Women athletes at the a certain university have a long-term graduation rate of 67%. Over the past several years, a random sample of 36 women athletes at the school showed that 21 eventually graduated. Does this indicate that the population proportion of women athletes who graduate from the university is now less than 67%? Use a 10% level of significance.

(a) What is the level of significance?

(b) State the null and alternate hypotheses.

(c) What is the value of the sample test statistic? (Round your answer to two decimal places.)

(d) Find the P-value of the test statistic. (Round your answer to four decimal places.)

Answer 1

Women athletes at the a certain university have a long-term graduation rate of 67%. Over the past several years, a random sample of 36 women athletes at the school showed that 21 eventually graduated.
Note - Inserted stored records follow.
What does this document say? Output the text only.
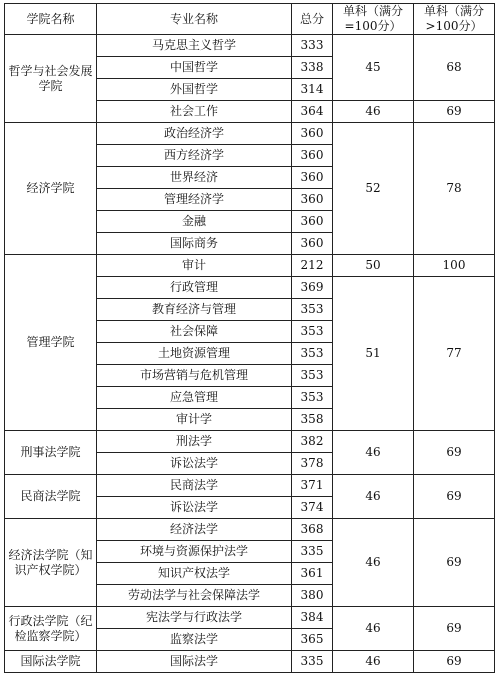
学院名称	专业名称	总分	单科（满分=100分）	单科（满分>100分）
哲学与社会发展学院	马克思主义哲学	333	45	68
	中国哲学	338		
	外国哲学	314		
	社会工作	364	46	69
经济学院	政治经济学	360	52	78
	西方经济学	360		
	世界经济	360		
	管理经济学	360		
	金融	360		
	国际商务	360		
管理学院	审计	212	50	100
	行政管理	369	51	77
	教育经济与管理	353		
	社会保障	353		
	土地资源管理	353		
	市场营销与危机管理	353		
	应急管理	353		
	审计学	358		
刑事法学院	刑法学	382	46	69
	诉讼法学	378		
民商法学院	民商法学	371	46	69
	诉讼法学	374		
经济法学院（知识产权学院）	经济法学	368	46	69
	环境与资源保护法学	335		
	知识产权法学	361		
	劳动法学与社会保障法学	380		
行政法学院（纪检监察学院）	宪法学与行政法学	384	46	69
	监察法学	365		
国际法学院	国际法学	335	46	69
Does this indicate that the population proportion of women athletes who graduate from the university is now less than 67%? Use a 10% level of significance.

(a) What is the level of significance?

level of significance = 0.10

(b) State the null and alternate hypotheses.

Ho: P=0.67, H₁: P < 0.67

Lower tail test

(c) What is the value of the sample test statistic? (Round your answer to two decimal places.)

Z= -1.11

(d) Find the P-value of the test statistic. (Round your answer to four decimal places.)

P=0.1344

Since calculated P=0.1344 > 0.10 level of significance, Ho is not rejected.

There is no evidence to indicate that the population proportion of women athletes who graduate from the university is now less than 67%.

Z Test of Hypothesis for the Proportion
Data
Null Hypothesis            p =	0.67
Level of Significance	0.1
Number of Items of Interest	21
Sample Size	36
Intermediate Calculations
Sample Proportion	0.583333333
Standard Error	0.0784
Z Test Statistic	-1.1059
Lower-Tail Test
Lower Critical Value	-1.2816
p-Value	0.1344
Do not reject the null hypothesis